Rose McGowan’s IRA claim causes outrage

LAST UPDATED AT 12:05 ON Thu 11 Sep 2008

Rose McGowan, the Hollywood actress best known for her stunts in last year's Quentin Tarantino flick Grindhouse (left in picture), may come to regret the remarks she made at the Toronto International Film Festival on Wednesday. While being interviewed about her latest film, Fifty Dead Men Walking, in which she plays an IRA operative, McGowan - who is Italian born but has an Irish father - blithely announced that she would have been a terrorist if she had lived in Northern Ireland at the time of the 'troubles'. "I imagine, had I grown up in Belfast, I would 100 per cent have been in the IRA," she said.

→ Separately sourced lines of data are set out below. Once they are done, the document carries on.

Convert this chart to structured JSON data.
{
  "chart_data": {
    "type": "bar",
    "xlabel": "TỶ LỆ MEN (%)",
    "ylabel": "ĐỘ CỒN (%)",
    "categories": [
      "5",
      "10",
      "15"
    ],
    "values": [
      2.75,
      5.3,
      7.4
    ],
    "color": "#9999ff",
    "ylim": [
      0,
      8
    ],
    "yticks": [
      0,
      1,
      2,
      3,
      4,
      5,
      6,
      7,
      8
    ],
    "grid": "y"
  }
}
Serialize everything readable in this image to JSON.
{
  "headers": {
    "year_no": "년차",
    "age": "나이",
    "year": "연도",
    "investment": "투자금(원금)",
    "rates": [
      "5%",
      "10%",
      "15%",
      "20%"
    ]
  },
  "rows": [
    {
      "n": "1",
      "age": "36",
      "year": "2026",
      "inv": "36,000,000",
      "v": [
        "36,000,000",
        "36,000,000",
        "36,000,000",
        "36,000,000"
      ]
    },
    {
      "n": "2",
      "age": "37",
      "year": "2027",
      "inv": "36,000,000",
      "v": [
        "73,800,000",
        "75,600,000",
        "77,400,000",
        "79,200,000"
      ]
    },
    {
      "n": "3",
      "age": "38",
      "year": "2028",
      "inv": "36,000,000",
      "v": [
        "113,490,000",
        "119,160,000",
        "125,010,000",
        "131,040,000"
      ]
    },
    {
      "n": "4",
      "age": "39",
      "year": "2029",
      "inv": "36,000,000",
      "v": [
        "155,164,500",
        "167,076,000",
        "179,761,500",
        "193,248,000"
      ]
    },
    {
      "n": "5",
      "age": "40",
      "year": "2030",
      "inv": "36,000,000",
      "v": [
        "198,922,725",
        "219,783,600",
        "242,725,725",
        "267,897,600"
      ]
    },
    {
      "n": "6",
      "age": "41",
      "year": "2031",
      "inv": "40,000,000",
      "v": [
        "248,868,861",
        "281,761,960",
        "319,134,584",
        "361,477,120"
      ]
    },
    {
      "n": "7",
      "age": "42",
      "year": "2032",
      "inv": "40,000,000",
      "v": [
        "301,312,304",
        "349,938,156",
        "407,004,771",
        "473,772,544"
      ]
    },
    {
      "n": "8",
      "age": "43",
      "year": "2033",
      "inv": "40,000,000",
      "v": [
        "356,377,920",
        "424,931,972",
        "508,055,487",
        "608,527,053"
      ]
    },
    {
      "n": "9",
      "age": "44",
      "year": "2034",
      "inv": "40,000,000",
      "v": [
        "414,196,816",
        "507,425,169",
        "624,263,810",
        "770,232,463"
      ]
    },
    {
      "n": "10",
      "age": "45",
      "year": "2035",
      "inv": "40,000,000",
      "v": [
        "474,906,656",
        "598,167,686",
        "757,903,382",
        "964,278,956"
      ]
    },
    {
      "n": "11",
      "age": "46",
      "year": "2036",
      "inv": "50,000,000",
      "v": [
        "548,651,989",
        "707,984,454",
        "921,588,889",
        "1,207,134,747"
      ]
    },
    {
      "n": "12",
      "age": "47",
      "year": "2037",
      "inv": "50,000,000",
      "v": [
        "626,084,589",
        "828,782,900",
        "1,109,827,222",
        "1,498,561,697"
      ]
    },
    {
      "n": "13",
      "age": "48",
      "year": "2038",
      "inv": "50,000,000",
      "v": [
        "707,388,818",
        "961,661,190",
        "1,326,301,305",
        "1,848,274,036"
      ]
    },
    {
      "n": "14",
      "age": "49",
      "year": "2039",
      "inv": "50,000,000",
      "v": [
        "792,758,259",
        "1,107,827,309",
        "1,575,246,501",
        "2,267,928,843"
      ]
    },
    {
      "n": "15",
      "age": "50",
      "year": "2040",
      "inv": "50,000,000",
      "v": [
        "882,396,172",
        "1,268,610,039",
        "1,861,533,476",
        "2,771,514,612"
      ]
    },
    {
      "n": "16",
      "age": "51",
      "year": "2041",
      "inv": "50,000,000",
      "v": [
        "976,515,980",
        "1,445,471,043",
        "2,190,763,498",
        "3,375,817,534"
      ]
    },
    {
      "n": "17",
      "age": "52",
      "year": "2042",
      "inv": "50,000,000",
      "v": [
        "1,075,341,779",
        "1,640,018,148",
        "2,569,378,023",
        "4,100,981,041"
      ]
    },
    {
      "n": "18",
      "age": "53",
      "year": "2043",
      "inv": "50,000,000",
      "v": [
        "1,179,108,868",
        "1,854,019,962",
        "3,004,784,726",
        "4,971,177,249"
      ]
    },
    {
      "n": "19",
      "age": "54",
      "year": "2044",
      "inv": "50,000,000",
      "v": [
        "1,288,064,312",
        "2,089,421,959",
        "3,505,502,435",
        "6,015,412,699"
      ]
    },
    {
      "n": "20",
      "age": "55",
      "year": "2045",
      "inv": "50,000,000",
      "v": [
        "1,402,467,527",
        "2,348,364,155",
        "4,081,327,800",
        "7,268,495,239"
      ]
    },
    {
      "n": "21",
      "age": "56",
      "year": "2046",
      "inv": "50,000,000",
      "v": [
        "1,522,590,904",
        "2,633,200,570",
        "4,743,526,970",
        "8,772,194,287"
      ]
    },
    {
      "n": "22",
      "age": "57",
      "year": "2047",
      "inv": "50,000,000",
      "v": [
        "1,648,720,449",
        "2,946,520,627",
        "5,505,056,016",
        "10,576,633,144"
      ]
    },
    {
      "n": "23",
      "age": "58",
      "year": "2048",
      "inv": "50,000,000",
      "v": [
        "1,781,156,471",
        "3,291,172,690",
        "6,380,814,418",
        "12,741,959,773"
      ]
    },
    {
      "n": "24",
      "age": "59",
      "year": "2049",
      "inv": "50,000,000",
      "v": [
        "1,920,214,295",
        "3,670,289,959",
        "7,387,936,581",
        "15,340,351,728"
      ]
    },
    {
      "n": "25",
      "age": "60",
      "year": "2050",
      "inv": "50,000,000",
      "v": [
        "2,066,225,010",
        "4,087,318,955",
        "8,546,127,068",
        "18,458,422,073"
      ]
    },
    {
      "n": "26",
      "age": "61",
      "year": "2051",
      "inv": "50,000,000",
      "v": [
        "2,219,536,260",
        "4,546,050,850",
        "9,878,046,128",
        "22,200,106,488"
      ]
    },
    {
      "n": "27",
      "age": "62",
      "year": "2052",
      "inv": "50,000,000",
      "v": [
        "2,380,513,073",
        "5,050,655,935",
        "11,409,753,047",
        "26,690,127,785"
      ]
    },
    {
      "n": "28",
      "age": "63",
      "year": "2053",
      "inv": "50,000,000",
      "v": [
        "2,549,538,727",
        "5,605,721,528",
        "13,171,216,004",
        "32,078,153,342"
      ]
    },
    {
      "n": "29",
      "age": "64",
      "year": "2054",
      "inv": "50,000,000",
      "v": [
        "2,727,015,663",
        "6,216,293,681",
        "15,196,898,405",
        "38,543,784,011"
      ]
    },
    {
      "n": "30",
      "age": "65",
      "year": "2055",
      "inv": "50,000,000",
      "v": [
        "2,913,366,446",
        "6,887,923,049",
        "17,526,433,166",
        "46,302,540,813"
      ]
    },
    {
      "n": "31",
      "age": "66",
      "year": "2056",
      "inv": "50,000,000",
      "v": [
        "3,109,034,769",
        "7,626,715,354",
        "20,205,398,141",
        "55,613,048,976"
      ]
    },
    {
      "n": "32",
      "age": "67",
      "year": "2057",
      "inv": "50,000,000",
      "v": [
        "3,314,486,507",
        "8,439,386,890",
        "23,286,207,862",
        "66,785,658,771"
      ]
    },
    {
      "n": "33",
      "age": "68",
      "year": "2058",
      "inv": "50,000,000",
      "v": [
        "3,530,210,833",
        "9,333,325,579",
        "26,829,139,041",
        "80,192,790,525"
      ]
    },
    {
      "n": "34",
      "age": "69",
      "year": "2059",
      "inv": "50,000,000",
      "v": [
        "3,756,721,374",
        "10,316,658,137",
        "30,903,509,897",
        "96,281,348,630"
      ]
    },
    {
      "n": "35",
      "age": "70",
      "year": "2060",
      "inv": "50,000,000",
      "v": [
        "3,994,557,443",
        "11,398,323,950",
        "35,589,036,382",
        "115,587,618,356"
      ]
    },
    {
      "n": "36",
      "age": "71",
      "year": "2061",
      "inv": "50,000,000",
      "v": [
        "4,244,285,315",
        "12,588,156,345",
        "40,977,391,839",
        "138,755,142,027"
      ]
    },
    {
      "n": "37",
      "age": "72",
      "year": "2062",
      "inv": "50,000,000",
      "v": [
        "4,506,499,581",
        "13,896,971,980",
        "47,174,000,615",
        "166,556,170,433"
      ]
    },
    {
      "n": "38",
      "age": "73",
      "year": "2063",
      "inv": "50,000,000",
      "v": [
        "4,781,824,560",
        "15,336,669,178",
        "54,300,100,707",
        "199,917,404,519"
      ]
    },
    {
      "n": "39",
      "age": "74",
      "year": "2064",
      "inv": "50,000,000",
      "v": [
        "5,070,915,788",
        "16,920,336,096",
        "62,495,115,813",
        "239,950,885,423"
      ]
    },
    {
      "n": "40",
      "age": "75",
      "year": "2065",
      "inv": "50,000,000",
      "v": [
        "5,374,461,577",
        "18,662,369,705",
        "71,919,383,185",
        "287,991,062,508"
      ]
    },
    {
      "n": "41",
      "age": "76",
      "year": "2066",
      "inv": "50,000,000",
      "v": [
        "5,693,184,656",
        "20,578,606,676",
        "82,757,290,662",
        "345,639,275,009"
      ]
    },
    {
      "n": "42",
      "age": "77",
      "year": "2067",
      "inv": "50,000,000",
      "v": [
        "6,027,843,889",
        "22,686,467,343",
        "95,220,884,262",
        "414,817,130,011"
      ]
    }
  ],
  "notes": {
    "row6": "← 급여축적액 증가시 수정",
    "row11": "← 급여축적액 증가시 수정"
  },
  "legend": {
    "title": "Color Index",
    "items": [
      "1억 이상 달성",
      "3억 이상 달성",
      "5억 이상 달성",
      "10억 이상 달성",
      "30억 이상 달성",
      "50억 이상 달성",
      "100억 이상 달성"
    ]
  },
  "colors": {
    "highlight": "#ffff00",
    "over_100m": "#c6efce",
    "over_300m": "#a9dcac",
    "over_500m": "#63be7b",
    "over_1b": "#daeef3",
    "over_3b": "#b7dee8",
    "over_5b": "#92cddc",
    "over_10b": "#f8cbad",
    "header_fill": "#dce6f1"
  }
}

Her remarks have gone down very badly with Marty McGartland, the former IRA infiltrator on whose story the film was based. He was recruited by the RUC Special Branch to infiltrate the IRA, and had to be given a new identity when he was discovered as a mole. This did not prevent an assassination attempt in 1999, when he was shot six times at his London home by two men, but survived.

On reading the actress's remarks, McGartland contacted The First Post to express his outrage: "She must have taken leave of her senses. Can't she see that such remarks are incredibly insensitive to the families of victims of the IRA? She clearly doesn't know anything about Northern Ireland."

McGowan isn't the first Hollywood actor to get into deep water over IRA sympathies. Mickey Rourke's career was not helped when he allegedly donated part of his earnings from the movie Francesco to the IRA in 1994.

As for McGartland, this is just the latest spat over the release of the film. When the producers bought the rights to his book he was led to believe the film would stick closely to his story. That, he says, did not happen and for some time he held up the movie's release with a lawsuit. Eventually, the makers of the film, which also stars Jim Sturgess and Sir Ben Kingsley, agreed to run disclaimers and paid him $37,500 in settlement.

The film's director, Kari Skogland, said: "He's a scrapper and he wanted to make sure that we knew what he was concerned with. So we listened and we heard, and we came to a settlement."